Most routers used at home have a “guest network” feature nowadays, providing friends, visitors and contractors the option to get online without (seemingly) giving them access to a core home network.

When we at the Silicon Valet install routers at our customers’ homes, the option to create a “guest” network is one that we opt out of for exactly the reason that researchers mentioned below have unearthed in their report. If you are installing router at your home or office, we recommend that you do the same.

Unfortunately, this new report from researchers at Israel’s Ben-Gurion University of the Negev has now suggested that enabling such guest networks introduces a critical security vulnerability.

The advice from the researchers is to disable any guest networks—if you must have multiple networks at home, they warn, use separate hardware devices.

Put simply, the “guest network” option is intended to separate your trusted devices (phones, tablets, and computers belonging to your family or co-workers) from those of guests who just need one-time internet access while in your home or office. This research, however, suggests that the “guest network” function doesn’t always work.

The implication isn’t that your plumber or telephone engineer might be in the employ of Iranian hackers, so don’t let them online—it is that the architecture of the router has a core vulnerability, one that enables contamination between its secure and less secure networks. The issue is more likely to hit through a printer or IoT device [IoT Devices are any internet-enabled appliance] that has basic in-house access, but which you don’t think has access to the internet.
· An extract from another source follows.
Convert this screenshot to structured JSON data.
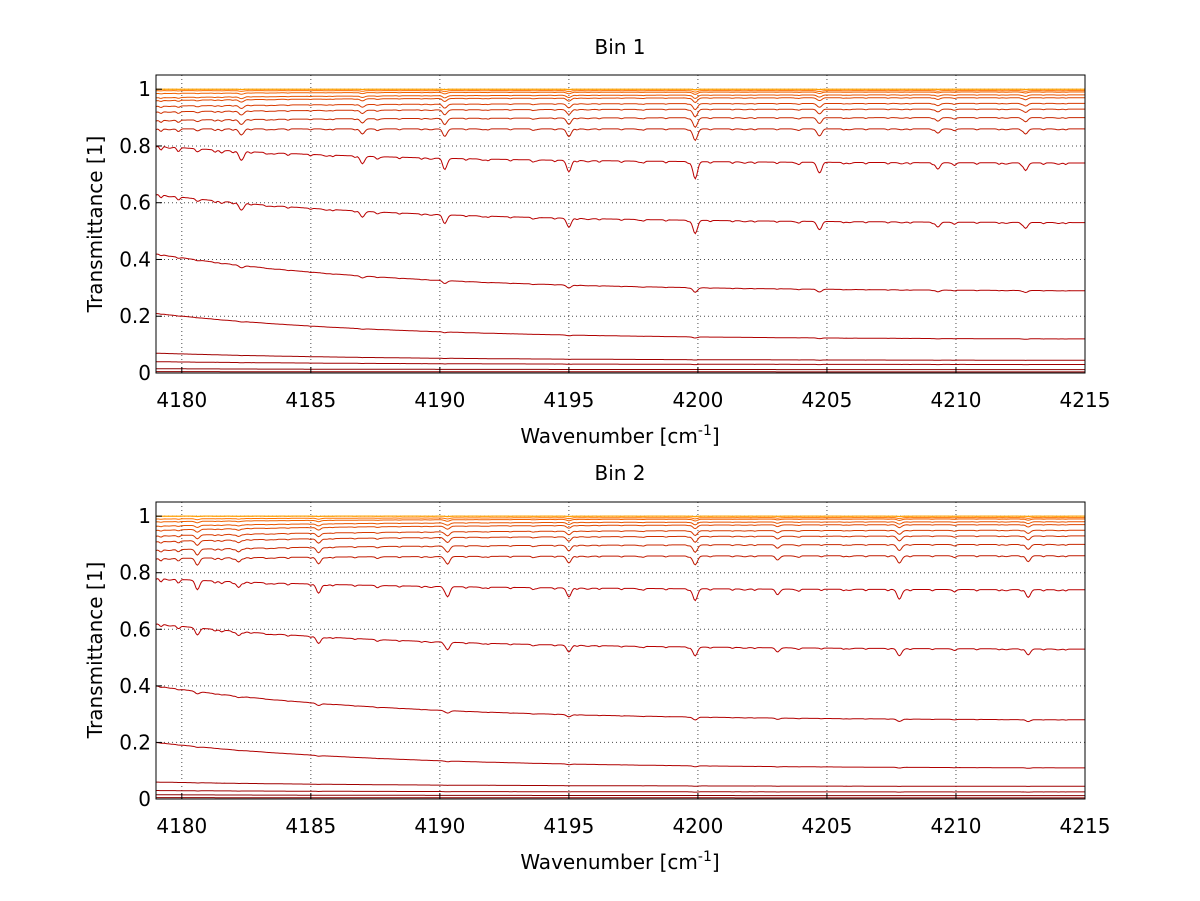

Because there is this contamination within the router itself, an attack on either network could open the other network to data leaks or the planting of a malicious hack. This means an attack on a poorly secured guest network would allow data to be harvested from the core network and delivered to a threat actor over the internet. None of which would be caught by the software-based defensive solutions in place.

The research team exposed the vulnerability by “overcoming” the logical network isolation between the two different networks “using specially-crafted network traffic.” In this way, it was possible to make the channels “leak data between the host network and the guest network,” and the report warns that an attack is possible even where an attacker “has very limited permissions on the infected device, and even an iframe hosting malicious JavaScript code can be used for this purpose.”

The methods did not enable the researchers to pull large amounts of device, but did break the security system and open the door. A targeted attack might only be looking for certain data, medical information or credentials for example. The vulnerability enables such an attack even where a guest network is not connected to the internet, but might have internal-only connectivity, the attack would then jump the fence and provide data to the outside actor.

What this means in practice is overloading the router such that it falls back on its covert internal architecture in an attempt to measure and manage its own performance. “Blocking this form of data transfer is more difficult, since it may require architectural changes to the router.” The researchers claim shared hardware resources must be made available to both networks for the router to function.

The same issue impacts businesses operating multiple networks without physical network separation—but organisational network security introduces other vulnerabilities around numbers of sign-ons and different levels of sensitivity. Air-gaps and access point control is on a different level to what is being reported here. But with almost all popular routers now offering the convenience of guest networks and with the researchers warning that “all of the routers surveyed—regardless of brand or price point—were vulnerable to at least some cross-network communication,” this is an issue that should concern home users first and foremost.

And while software tools can be deployed to plug some of the gaps uncovered, the researchers believe that to close the vulnerability without shutting down the functionality would require “a hardware-based solution—guaranteeing isolation between secure and non-secure network devices.” There is simply no way to guarantee security without hardware separation of the different networks.

As billions of new IoT devices are bought and connected, the levels of security in our homes and businesses becomes more critical and more difficult to manage. The bottom line here is that even providing restricted access to an IoT devices that might not seem to have any external connectivity could still allow that device to attack the core host network. And given that most of those IoT devices will be connected and forgotten and—dare I say it—made in China, that is an exposure.

The vendors of the tested hardware have been informed of the research findings—we await to see if any changes follow.

In the meantime, is your guest network under attack from foreign or domestic agents—should you panic and pull the plug? Of course not. But there is a vulnerability—it’s real and it has been tested and reported. The software-based network isolation used by your router, simply put, is not bulletproof and it should be. And so the advice is the same as it would be anyway—give some thought to whether a guest network is needed and to what devices and which people connect to your system.